Introduction: Timeliness of diagnosis and treatment of MIS-C has increased amid the COVID-19 pandemic. Methods: A child was admitted to our clinic (male, 14 years old). He was in contact with a COVID-19 patient 17 days before. Upon admission, the patient complained of a rise in body temperature to 40° C, abdominal pain, vomiting, and diarrhea. Hemorrhagic rash on the skin of the upper and lower extremities, hyperemia of the mucous membrane of the lips and tongue, arterial hypotension were found. Hospitalized at ICU. In laboratory tests: WBC 3.42 × 109/ l, RBC 4 × 1012/ l, HB 111 g/l, HTC 31, PLT 31 × 109/ l, CRP 283 mg/l, PCT 6.66, D-dimer 9.2, LDG 194 U/l, ferritin 989 mcg/l, ALT 54 U/l, GGT 79 IU/l, albumin 32 g/l;proteinuria 0.75 g\l, hematuria.
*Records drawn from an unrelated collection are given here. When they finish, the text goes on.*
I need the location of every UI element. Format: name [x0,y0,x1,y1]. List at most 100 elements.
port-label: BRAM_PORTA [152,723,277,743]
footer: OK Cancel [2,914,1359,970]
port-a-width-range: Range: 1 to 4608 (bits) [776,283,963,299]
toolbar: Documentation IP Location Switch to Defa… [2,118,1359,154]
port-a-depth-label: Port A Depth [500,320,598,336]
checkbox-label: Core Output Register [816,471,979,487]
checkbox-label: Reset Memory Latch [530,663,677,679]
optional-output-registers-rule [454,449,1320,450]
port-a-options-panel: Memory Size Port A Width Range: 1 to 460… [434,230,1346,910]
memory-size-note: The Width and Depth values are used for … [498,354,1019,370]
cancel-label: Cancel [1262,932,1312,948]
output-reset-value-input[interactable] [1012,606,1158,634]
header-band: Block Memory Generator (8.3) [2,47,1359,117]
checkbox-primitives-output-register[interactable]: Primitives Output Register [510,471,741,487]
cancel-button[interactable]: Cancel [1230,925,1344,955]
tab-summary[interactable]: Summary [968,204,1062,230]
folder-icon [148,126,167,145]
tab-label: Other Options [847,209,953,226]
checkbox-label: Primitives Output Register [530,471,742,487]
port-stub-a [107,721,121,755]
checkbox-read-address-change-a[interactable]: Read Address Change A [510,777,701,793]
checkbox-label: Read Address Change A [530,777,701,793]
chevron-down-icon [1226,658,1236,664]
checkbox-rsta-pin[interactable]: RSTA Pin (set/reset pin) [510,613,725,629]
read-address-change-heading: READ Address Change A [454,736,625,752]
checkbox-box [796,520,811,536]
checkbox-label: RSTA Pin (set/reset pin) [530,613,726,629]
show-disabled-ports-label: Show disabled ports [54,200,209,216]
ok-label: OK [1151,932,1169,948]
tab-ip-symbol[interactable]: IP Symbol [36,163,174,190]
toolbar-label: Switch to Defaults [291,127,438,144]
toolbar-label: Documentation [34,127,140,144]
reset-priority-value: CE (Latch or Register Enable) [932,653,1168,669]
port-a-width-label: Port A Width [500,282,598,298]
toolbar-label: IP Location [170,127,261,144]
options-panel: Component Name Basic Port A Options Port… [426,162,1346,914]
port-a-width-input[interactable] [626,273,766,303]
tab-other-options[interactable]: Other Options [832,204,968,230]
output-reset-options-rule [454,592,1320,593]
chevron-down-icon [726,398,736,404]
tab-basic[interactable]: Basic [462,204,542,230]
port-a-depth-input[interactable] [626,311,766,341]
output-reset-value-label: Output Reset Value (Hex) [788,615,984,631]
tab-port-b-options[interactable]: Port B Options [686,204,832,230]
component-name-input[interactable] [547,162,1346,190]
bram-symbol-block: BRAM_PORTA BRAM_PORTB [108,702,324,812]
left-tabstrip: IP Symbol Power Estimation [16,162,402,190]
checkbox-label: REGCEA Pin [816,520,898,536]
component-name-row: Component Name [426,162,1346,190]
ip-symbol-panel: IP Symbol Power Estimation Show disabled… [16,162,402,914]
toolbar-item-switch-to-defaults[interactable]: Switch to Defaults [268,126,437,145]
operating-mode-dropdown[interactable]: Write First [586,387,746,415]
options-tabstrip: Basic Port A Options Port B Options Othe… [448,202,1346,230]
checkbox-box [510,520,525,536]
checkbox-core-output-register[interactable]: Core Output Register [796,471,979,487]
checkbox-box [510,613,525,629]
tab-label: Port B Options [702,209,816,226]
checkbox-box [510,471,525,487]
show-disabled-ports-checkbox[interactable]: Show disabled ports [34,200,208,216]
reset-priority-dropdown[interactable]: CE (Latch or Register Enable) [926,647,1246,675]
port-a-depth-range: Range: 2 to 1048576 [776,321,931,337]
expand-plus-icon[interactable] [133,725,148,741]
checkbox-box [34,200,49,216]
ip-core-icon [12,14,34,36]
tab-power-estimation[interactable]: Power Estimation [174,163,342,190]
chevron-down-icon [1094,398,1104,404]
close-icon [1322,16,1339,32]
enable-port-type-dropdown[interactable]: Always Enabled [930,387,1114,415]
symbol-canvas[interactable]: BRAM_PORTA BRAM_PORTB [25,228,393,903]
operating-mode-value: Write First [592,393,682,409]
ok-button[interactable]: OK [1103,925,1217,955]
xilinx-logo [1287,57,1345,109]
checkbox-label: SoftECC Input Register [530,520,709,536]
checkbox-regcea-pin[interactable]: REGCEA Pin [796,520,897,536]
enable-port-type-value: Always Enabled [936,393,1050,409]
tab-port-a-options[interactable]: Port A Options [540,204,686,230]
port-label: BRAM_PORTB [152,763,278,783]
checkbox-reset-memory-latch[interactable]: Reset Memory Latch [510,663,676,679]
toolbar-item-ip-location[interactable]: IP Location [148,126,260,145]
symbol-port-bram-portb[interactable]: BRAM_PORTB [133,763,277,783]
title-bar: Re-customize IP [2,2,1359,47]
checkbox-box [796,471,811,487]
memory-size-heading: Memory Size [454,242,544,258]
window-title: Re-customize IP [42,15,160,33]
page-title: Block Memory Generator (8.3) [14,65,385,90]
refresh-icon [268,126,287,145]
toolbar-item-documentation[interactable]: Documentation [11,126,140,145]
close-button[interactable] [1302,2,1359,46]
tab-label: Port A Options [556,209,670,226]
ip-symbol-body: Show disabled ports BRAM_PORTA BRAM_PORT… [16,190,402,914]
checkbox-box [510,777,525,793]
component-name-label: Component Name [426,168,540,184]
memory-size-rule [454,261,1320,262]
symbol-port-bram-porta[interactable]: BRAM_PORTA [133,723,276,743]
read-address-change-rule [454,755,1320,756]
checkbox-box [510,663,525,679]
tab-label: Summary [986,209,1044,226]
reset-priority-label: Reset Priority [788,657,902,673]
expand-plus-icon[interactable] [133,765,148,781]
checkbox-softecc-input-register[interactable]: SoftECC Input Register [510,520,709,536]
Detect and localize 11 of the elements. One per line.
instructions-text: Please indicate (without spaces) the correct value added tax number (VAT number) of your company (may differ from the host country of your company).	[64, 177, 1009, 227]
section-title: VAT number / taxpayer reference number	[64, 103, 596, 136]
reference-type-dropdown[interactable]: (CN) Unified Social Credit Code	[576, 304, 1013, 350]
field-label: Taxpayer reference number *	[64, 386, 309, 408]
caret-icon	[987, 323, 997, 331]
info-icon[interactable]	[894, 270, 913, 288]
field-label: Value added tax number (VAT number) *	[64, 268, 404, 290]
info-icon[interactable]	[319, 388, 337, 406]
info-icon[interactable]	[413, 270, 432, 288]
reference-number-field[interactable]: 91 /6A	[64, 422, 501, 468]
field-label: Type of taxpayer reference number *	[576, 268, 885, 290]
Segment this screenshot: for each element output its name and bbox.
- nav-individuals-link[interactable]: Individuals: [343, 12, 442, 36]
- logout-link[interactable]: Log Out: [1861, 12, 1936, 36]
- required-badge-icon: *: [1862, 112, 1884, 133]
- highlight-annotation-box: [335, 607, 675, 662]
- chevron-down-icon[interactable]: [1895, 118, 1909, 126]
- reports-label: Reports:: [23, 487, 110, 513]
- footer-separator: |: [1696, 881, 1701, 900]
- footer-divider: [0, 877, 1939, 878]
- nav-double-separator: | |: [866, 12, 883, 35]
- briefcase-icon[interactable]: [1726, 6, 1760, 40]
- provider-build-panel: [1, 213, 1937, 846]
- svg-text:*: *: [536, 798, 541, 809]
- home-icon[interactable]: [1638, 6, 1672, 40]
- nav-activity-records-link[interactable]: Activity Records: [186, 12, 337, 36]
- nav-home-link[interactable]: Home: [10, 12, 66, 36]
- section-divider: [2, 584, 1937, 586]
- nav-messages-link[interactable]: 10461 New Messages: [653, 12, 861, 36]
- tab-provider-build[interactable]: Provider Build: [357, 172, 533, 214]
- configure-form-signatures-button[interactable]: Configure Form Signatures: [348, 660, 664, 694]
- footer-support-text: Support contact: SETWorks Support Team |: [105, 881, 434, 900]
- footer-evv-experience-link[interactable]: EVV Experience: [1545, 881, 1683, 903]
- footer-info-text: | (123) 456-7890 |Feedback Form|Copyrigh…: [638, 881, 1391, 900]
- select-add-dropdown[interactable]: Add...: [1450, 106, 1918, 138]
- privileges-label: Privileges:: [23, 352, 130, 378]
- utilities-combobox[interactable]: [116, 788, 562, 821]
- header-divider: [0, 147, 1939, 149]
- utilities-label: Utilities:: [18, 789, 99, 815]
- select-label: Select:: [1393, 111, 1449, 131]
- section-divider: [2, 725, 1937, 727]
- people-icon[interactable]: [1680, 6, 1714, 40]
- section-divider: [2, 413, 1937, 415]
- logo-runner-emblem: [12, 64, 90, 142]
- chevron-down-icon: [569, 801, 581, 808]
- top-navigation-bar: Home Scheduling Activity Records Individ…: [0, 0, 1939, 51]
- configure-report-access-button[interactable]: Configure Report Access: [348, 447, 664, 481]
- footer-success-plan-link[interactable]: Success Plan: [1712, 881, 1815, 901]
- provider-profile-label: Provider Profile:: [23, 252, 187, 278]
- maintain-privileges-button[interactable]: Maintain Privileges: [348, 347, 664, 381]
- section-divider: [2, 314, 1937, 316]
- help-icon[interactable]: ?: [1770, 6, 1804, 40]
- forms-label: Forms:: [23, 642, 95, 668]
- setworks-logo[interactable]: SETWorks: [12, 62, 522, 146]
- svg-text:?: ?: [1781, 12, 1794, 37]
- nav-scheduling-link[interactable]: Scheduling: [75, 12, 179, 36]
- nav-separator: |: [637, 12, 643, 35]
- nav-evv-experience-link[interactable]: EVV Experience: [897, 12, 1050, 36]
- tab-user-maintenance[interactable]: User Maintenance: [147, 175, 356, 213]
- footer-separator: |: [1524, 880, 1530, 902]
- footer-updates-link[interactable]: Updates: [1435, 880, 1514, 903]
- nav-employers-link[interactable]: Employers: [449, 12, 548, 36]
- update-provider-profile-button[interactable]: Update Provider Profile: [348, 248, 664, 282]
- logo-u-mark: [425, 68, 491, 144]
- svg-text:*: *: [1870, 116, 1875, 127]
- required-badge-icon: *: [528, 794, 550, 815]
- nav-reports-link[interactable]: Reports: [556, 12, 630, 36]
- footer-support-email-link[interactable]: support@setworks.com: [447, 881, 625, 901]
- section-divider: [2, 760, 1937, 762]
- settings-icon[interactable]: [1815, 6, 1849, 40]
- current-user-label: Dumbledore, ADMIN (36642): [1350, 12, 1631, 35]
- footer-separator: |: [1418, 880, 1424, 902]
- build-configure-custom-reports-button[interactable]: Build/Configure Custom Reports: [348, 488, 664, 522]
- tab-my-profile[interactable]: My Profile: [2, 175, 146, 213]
Diagnosis: MIS-C associated with COVID-19. Results: Prescribed: Meropenem 20 mg/kg/d, methylprednisolone 2 mg/kg/d. After 8 h-septic shock. 0.3 μg/kg/min norepinephrine was started. ECG-a violation of repolarization with ST elevation up to 0.3 mm. Echocardiography-a decrease in the left ventricular ejection fraction to 47%, pericardial effusion. Ultrasound examination of the abdominal cavity: hepatosplenomegaly. Dobutamine 3 μg/kg/min was added to the therapy. An increase in PCT up to 19.8 was found. IV IgG 2 g/kg was added to the therapy. On the 3rd day of therapy, regression of all symptoms was obtained. On the 8th day, the child was transferred from the ICU to the pediatric department. On the 12th day he was discharged home. Conclusions: Thus, the timely diagnosis of MIS-C associated with COVID-19 and the appointment of intensive therapy with the inclusion of methylprednisolone and IV IgG allows achieving a positive result in the shortest possible time. Consent to Publish: Written informed consent was obtained from the next of kin.